Further, the application module provides applications that display the remaining LCMS lifetime relative to a predefined threshold (e.g., a preset "lifetime" of the LCMS column), that plot spectra using CSV or MGF files, and that display pipeline status including a list of computing steps, machines registered to run these steps/processes, and machine status (e.g., on or off, whether samples are being processed, etc.). These applications also provide for mass spectrometer's ability to adjust reports, pause and reset process nodes, and notes on the problem that the process cannot be completed. In this case, no problem is detected that prevents completion of the data processing, and the computational workflow can be run to completion.
9.10-monitoring
Next, a monitoring module provides monitoring of the system and/or the instrument. The monitoring module continuously and automatically monitors SysLogbook for events directly from the instrument and looks for errors and warnings that can be quickly handled. When an IDFC data file is transmitted to the central repository and an error condition occurs (e.g., maximum uv time is shorter than expected), a laboratory technician performs a survey before performing the protocol. The monitoring module allows for registration (e.g., self-registration) and email notification (including opt-out of email notification) for specific events detected during monitoring.

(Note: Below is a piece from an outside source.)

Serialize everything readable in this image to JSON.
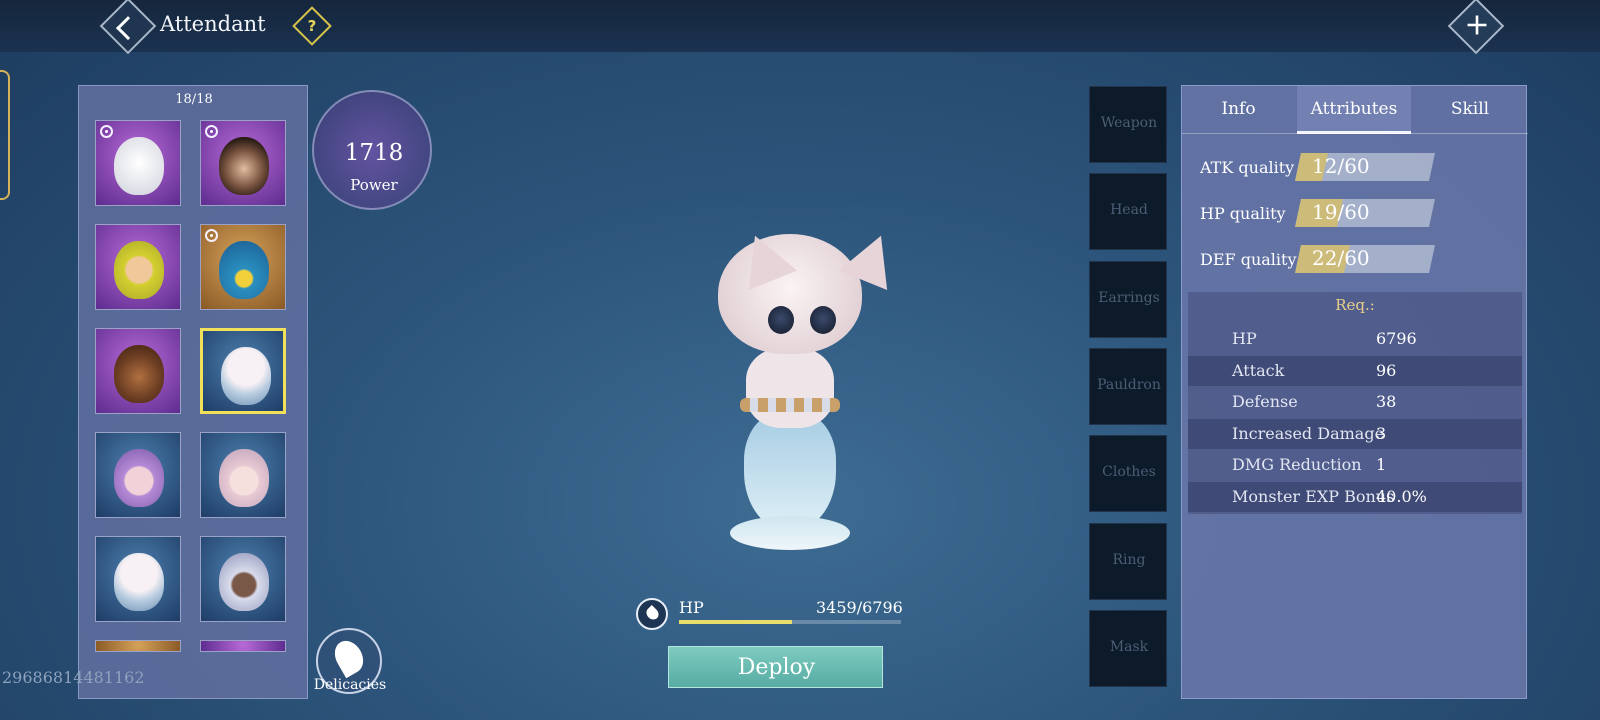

During disk space cleanup activities, the monitoring module reports that the raw data transmission validation has been resolved prior to computer disassembly. This operation is performed periodically to clear the instrument of more data.
The monitoring module allows for detection of errors and provides notification of the errors to allow for quick repair of problems. When the process stops the workflow upon encountering an error condition, the error is identified and a notification is provided. The laboratory technician then resolves the problem in the laboratory (e.g., modifying/altering the laboratory protocol) or computationally repairs the problem (e.g., removing bad data from subsequent analysis). For example, when a process control sample is generated, indicators historically based on the process control sample are compared for proper instrument operation. The determination of the failure criteria then pauses or postpones the laboratory procedure until resolved, or the interpretation of the data is excluded from future studies due to poor quality.
Notifications regarding manual opening or closing of the pipeline are also provided.
When the process fails less severely (e.g., there is no need to stop the pipeline), the monitoring module will still provide a notification to allow this problem to be investigated to ensure that the sample data is processed correctly.
And finally, transmitting an orbitrap report after transmitting the directory tool file.
9.11-cleaning
The cleaning module (or monitoring module) optionally compresses (or deletes) the APIMS1 file as appropriate to save space on the shared drive or database.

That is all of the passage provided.